Saints Bounty Scandal Is So Boring
Luis Zendejas was pissed. “If I could’ve stood on two legs, I would’ve decked him,” he said after the Eagles won in Dallas 27-0 on Thanksgiving 1989. Zendejas kicked for the Eagles earlier in the year but was cut and signed with the Cowboys. (“Luis Zendejas, I kick field goals/ Am I nervous, yeah, I suppose,” he sorta rapped in the “Buddy’s Watchin’ You” video in 1988.)
Zendejas and the target of his anger–Eagles coach Buddy Ryan—have been in the news a bit recently due to an NFL investigation of the Saints that produced 50,000 pages somehow: Former New Orleans defensive coordinator Gregg Williams offered players bounties to hurt guys like Kurt Warner and Brett Favre.
This is one case where things really were better in the old days. The Bounty Bowl scandal is infinitely better than the Saints scandal, with a charismatic, wisecracking Philadelphia hero and a whiny Dallas Cowboys kicker, coach and owner playing the villains. (Well, at least this is how we look at it in Philadelphia.) Yes, there were plenty of traditional sportswriter morality tales–“Even the World Wrestling Federation would have been embarrassed to promote Cowboys-Eagles II as entertainment,” Newsday’s Joe Gergen wrote–but the whole thing was much, much more fun.
During his only play on the field that Thanksgiving, Eagles linebacker Jesse Small cut through two Cowboys and hammered Zendejas to the ground. After the game Jimmy Johnson alleged Ryan placed a bounty on Zendejas ($200) and quarterback Troy Aikman ($500). It was dubbed the Bounty Bowl. “He put his big, fat rear end into the dressing room as fast as he could,” Cowboys coach Jimmy Johnson complained after the game. “It’s stupid to have a coach like that in the NFL, the fat little guy,” Zendejas added.
“It’s like he called me fat,” Ryan retorted. “I resent that. I lost some weight, and I thought I was looking good.”
The Eagles and Cowboys would play again in a two weeks. Ryan staunchly denied any bounties were offered. “If you had a bounty, why would you put it on a kicker who’s been in a six-week slump?” he asked. “You want to keep him in the game.” Zendejas threatened to deck Ryan at the team’s rematch on December 10; Ryan said he’d be safe. “I’m just hoping he’s still with them when they get here,” he said. “I’ll make sure nobody hurts him. Like I said, I want him out there.”
What’s amazing is the Eagles were actually absolved of the bounty claim by the NFL the week of Bounty Bowl II. Zendejas said he had a tape of Eagles special teams coach Al Roberts asking him not to tell the NFL about the bounties.
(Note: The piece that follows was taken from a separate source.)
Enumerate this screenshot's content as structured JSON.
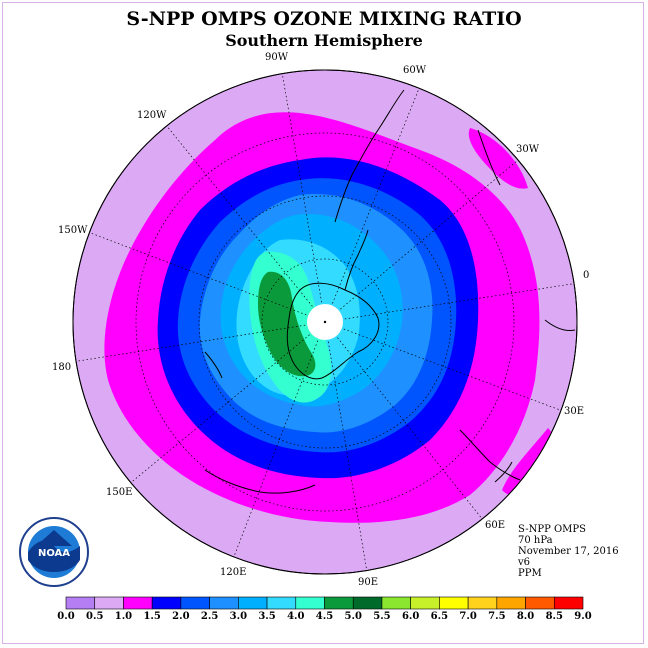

He threatened legal action if he didn’t agree with the NFL’s punishment to the Eagles. “The thing is, nobody on the Eagles was going to jeopardize his job by telling what really happened,” Zendejas said. “That’s the sad part.” Jimmy Johnson said “nothing has happened to change my belief about the incident.”
Although Ryan denied the bounties existed, rumors abounded. Ron Wolfley of the Cardinals said he heard there was a bounty on him in 1987. Then-Giants tight end Mark Bavaro said Andre Waters tried to take out his knee on Ryan’s orders. There were rumors of bounties on two players on the Bears, Mike Tomczak and Dennis McKinnon. Buddy even reportedly placed a bounty on Bears coach Mike Ditka, offering cash to any Eagles player who flattened him on the sideline. Eagles players deny these bounties exist today; Wes Hopkins says Small was not paid for his hit on Zendejas.
Bounty Bowl II ended up a circus. CBS even promoted the game as such, putting players on wanted posters and joking about it during the pregame show.
Jimmy Johnson was pelted by snowballs by rowdy Eagles fans, with Ed Rendell famously throwing one from the 700 Level on a dare. Fans also hit Cowboys punter Mike Saxon whenever he punted from his end zone. In the best part of the afternoon, two Eagles fans ran onto the field and attempted to get in the Eagles huddle before being tackled by security.
The Eagles had bounties for longer than Buddy, of course. Brian Baldinger told Newsday in 2008 the players would gather to watch film of the previous week’s game on Saturdays and hand out money. “We’d have a system where it’d be like $100 for a big hit, $200 if you knocked someone off their feet,” he said. But it was Buddy Ryan’s coyness (lying?) about the alleged bounties placed on the Cowboys that makes him beloved in this town despite winning 83 fewer regular season and 10 fewer playoff games than Andy Reid. Buddy made jokes about his weight; Reid does commercials for L.A. Weight Loss. Maybe that’s just a sign of the times, but there was something surreal and entertaining about those 1989 Cowboys-Eagles games.